Algérie : Crainte d’une hausse des cas de Covid

par Abdelkrim Zerzouri


Le coronavirus se porte bien et nous collera encore longtemps auorps. C’est une certitude, il est moins méchant pour le moment mais les saisons d’automne et d’hiver prochains font craindre aux spécialistes une autre vague à venir ou seconde vague, y compris dans les pays qui ont relativement maîtrisé la pandémie. Quand on parle de vague, il y a lieu de faire le lien avec les vagues sur la mer dont l’amplitude augmente puis redescend, et c’est de la même façon qu’on verrait la vague épidémique.

Cependant, si en mer on peut aisément mesurer la puissance des vagues, personne ne sait, par contre, si cette deuxième vague du Covid-19, appréhendée par les spécialistes, serait plus puissante, plus meurtrière, ou moins dangereuse que la première.
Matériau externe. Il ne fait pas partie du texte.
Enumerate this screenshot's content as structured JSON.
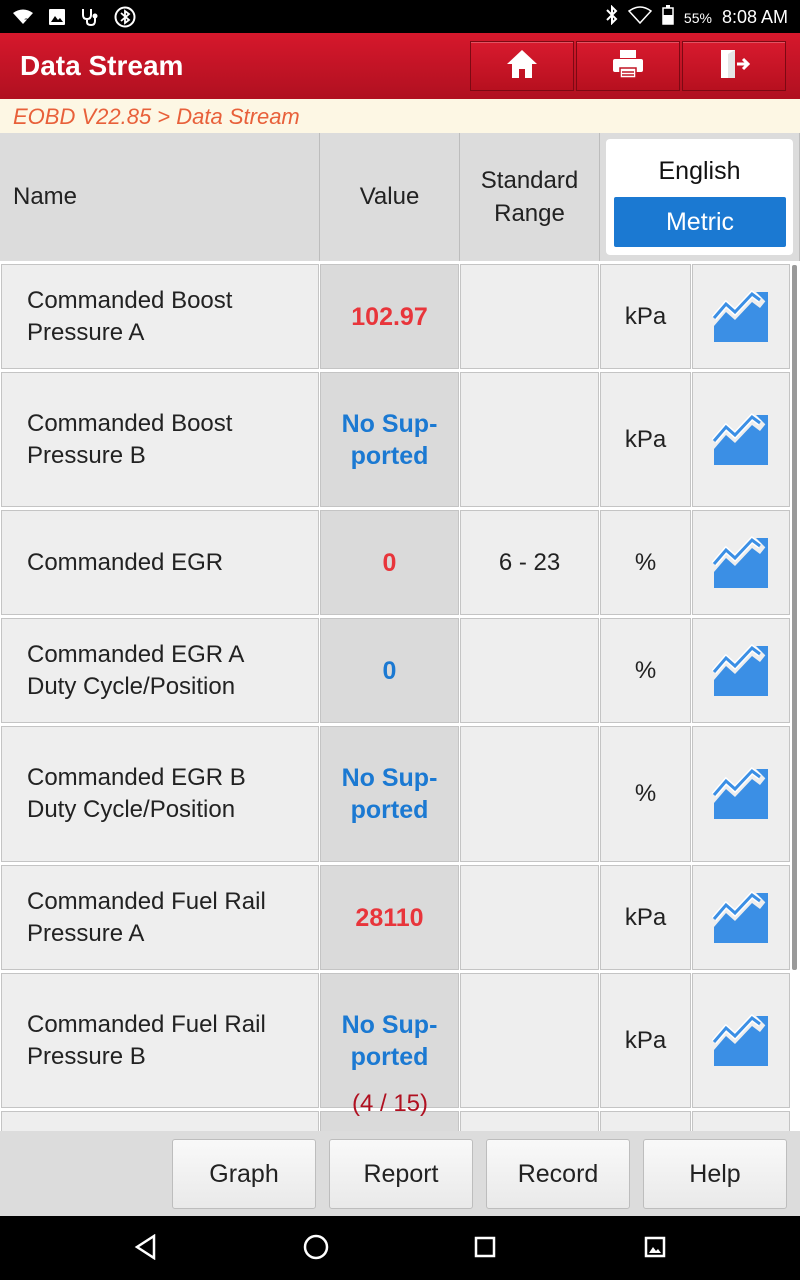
{
  "status_bar": {
    "battery": "55%",
    "time": "8:08 AM"
  },
  "app_bar": {
    "title": "Data Stream"
  },
  "breadcrumb": "EOBD V22.85 > Data Stream",
  "header": {
    "name": "Name",
    "value": "Value",
    "range_line1": "Standard",
    "range_line2": "Range",
    "unit_english": "English",
    "unit_metric": "Metric"
  },
  "rows": [
    {
      "name_l1": "Commanded Boost",
      "name_l2": "Pressure A",
      "value_l1": "102.97",
      "value_l2": "",
      "range": "",
      "unit": "kPa",
      "value_color": "#e8353b"
    },
    {
      "name_l1": "Commanded Boost",
      "name_l2": "Pressure B",
      "value_l1": "No Sup-",
      "value_l2": "ported",
      "range": "",
      "unit": "kPa",
      "value_color": "#1b79d2"
    },
    {
      "name_l1": "Commanded EGR",
      "name_l2": "",
      "value_l1": "0",
      "value_l2": "",
      "range": "6 - 23",
      "unit": "%",
      "value_color": "#e8353b"
    },
    {
      "name_l1": "Commanded EGR A",
      "name_l2": "Duty Cycle/Position",
      "value_l1": "0",
      "value_l2": "",
      "range": "",
      "unit": "%",
      "value_color": "#1b79d2"
    },
    {
      "name_l1": "Commanded EGR B",
      "name_l2": "Duty Cycle/Position",
      "value_l1": "No Sup-",
      "value_l2": "ported",
      "range": "",
      "unit": "%",
      "value_color": "#1b79d2"
    },
    {
      "name_l1": "Commanded Fuel Rail",
      "name_l2": "Pressure A",
      "value_l1": "28110",
      "value_l2": "",
      "range": "",
      "unit": "kPa",
      "value_color": "#e8353b"
    },
    {
      "name_l1": "Commanded Fuel Rail",
      "name_l2": "Pressure B",
      "value_l1": "No Sup-",
      "value_l2": "ported",
      "range": "",
      "unit": "kPa",
      "value_color": "#1b79d2"
    }
  ],
  "pager": "(4 / 15)",
  "bottom_buttons": {
    "graph": "Graph",
    "report": "Report",
    "record": "Record",
    "help": "Help"
  }
}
Les avis des spécialistes divergent sur ce point, autant sur la qualification de deuxième vague que sur son degré ravageur ou plus doux.

Certains affirment qu’aucune définition n’est formelle, tout reste du domaine de l’arbitraire tant qu’on reste dans le domaine théorique, d’autres se réfèrent à l’histoire des épidémies et leur effet dévastateur durant la seconde vague, à l’enseigne de la grippe espagnole, plus mortelle dans sa deuxième vague.
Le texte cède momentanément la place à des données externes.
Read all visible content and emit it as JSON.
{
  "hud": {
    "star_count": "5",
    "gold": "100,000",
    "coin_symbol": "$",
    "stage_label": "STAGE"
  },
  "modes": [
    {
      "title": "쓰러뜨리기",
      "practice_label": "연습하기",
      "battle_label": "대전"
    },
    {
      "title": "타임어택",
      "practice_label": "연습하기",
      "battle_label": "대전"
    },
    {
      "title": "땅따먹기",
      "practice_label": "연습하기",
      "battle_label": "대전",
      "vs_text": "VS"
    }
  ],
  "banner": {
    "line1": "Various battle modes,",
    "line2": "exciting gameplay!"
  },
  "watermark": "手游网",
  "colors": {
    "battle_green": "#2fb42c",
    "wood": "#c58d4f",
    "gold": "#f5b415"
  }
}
Il y a également ceux qui décrivent toute hausse du nombre de cas comme une deuxième vague, alors qu’il s’agit toujours d’une première vague dont les cas sont mieux cernés grâce à la multiplication des tests, comme on peut le

dire pour le cas de l’Algérie. Des spécialistes soutiennent dans ce contexte que les virus deviennent moins dangereux au fur et à mesure de leur évolution, et qu’une deuxième vague du coronavirus ne serait pas plus grave que la première. Mais tout le monde est d’accord sur le principe que pour parler de deuxième vague, il faut que la première soit terminée et qu’elle soit suivie par une augmentation soutenue des nouveaux cas infectés au Covid-19. Comment cela pourrait-il arriver ?
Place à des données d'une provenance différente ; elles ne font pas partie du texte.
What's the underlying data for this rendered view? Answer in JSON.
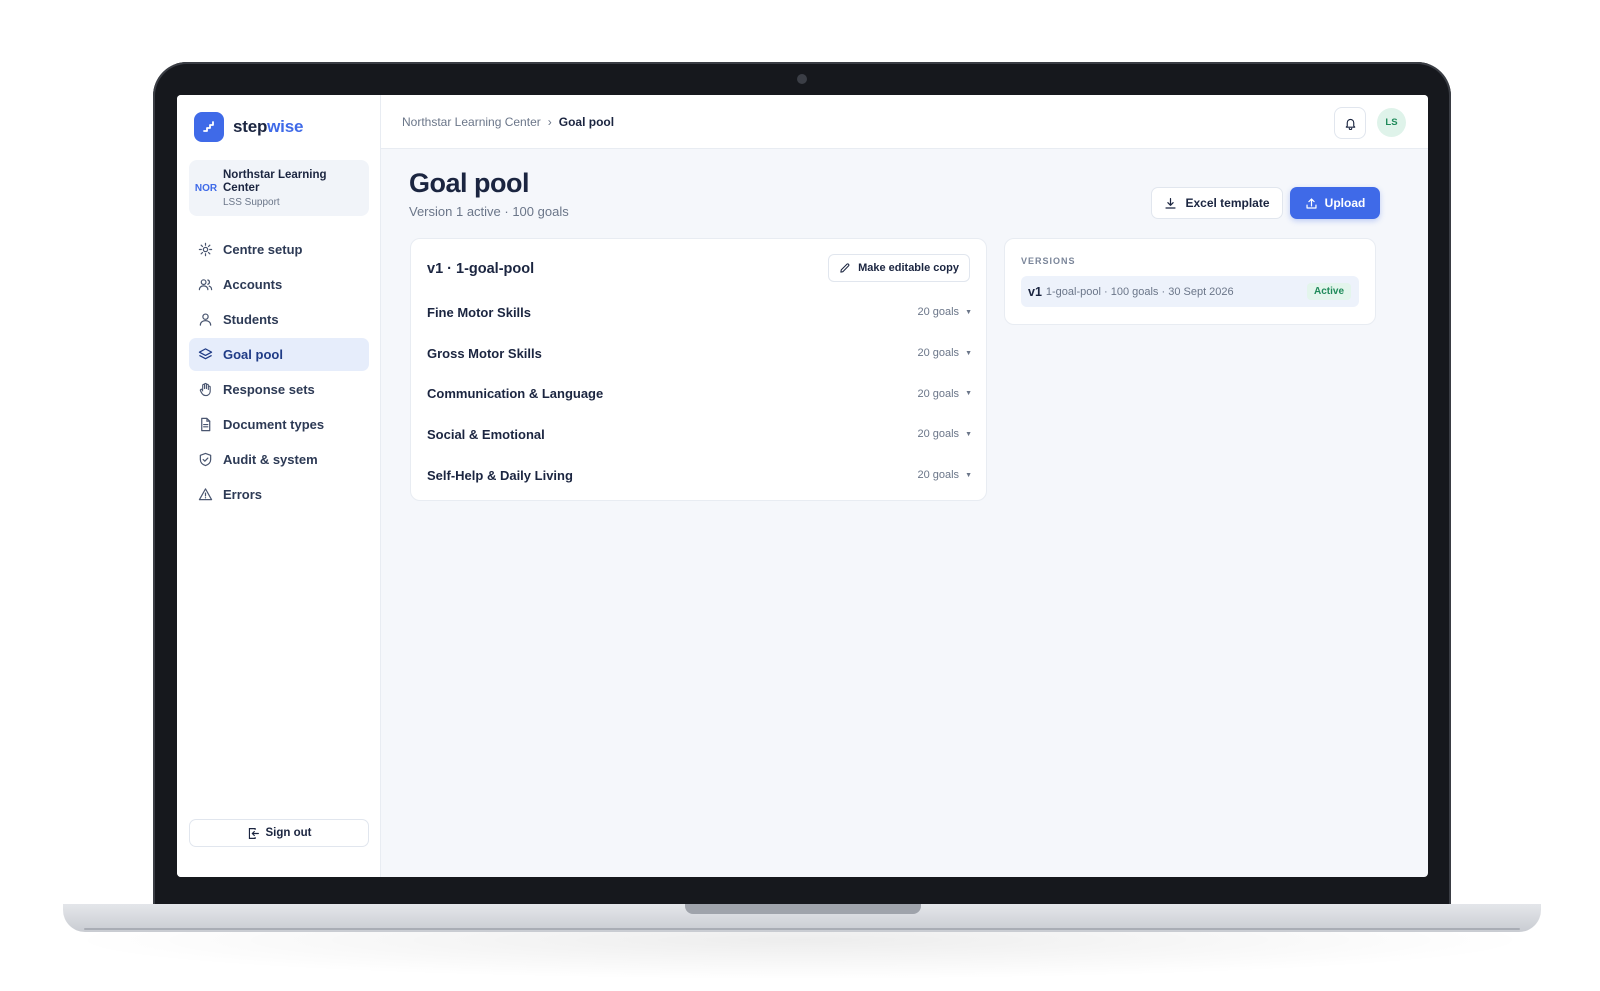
{
  "brand": {
    "name_part1": "step",
    "name_part2": "wise",
    "accent_color": "#3f6ae8"
  },
  "org": {
    "code": "NOR",
    "name": "Northstar Learning Center",
    "role": "LSS Support"
  },
  "nav": {
    "items": [
      {
        "label": "Centre setup",
        "icon": "gear-icon"
      },
      {
        "label": "Accounts",
        "icon": "users-icon"
      },
      {
        "label": "Students",
        "icon": "user-icon"
      },
      {
        "label": "Goal pool",
        "icon": "layers-icon",
        "active": true
      },
      {
        "label": "Response sets",
        "icon": "hand-icon"
      },
      {
        "label": "Document types",
        "icon": "document-icon"
      },
      {
        "label": "Audit & system",
        "icon": "shield-icon"
      },
      {
        "label": "Errors",
        "icon": "warning-icon"
      }
    ],
    "signout_label": "Sign out"
  },
  "topbar": {
    "breadcrumb_root": "Northstar Learning Center",
    "breadcrumb_separator": "›",
    "breadcrumb_current": "Goal pool",
    "avatar_initials": "LS"
  },
  "page": {
    "title": "Goal pool",
    "subtitle": "Version 1 active · 100 goals",
    "excel_button": "Excel template",
    "upload_button": "Upload"
  },
  "pool": {
    "title": "v1 · 1-goal-pool",
    "copy_button": "Make editable copy",
    "domains": [
      {
        "name": "Fine Motor Skills",
        "count": "20 goals"
      },
      {
        "name": "Gross Motor Skills",
        "count": "20 goals"
      },
      {
        "name": "Communication & Language",
        "count": "20 goals"
      },
      {
        "name": "Social & Emotional",
        "count": "20 goals"
      },
      {
        "name": "Self-Help & Daily Living",
        "count": "20 goals"
      }
    ]
  },
  "versions": {
    "heading": "VERSIONS",
    "items": [
      {
        "id": "v1",
        "meta": "1-goal-pool · 100 goals · 30 Sept 2026",
        "status": "Active"
      }
    ]
  }
}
Tout est lié à une maîtrise de la pandémie dans sa première vague, grâce au confinement, unique moyen de contrôle de la reproduction du coronavirus, et une deuxième vague qui résulterait de l’explosion des cas suite à l’indispensable déconfinement. C’est pourquoi l’Organisation mondiale de la santé (OMS) recommande de lever progressivement le confinement, jamais plus loin qu’il n’en faut, et mettre en place de nouvelles règles sanitaires comme moyens de lutte contre une deuxième vague (distanciation physique, lavage fréquent des mains au savon et port du masque).

Il est, donc, très important d’insister sur ces moyens de lutte contre le Covid-19, en attendant la mise au point du vaccin, pour se prémunir contre une deuxième vague et un retour obligatoire au confinement qui serait, en sus d’un retour à l’urgence sanitaire, ravageur sur les plans psychologique et économique.

En Algérie, donc, on devrait effectivement craindre une hausse des cas infectés au Covid-19 après l’Aïd El Adha, comme ce fut le cas après l’Aïd El Fitr, mais est-ce pour autant le cas de parler d’une deuxième vague ? On n’est pas encore arrivé là. Il faut la prévenir, certes, mais le plus urgent pour le moment est d’insister sur les moyens de protection et prendre soin du personnel soignant, au sein duquel la première vague des infections commence à se faire sentir et risque tout simplement d’anéantir tous les efforts.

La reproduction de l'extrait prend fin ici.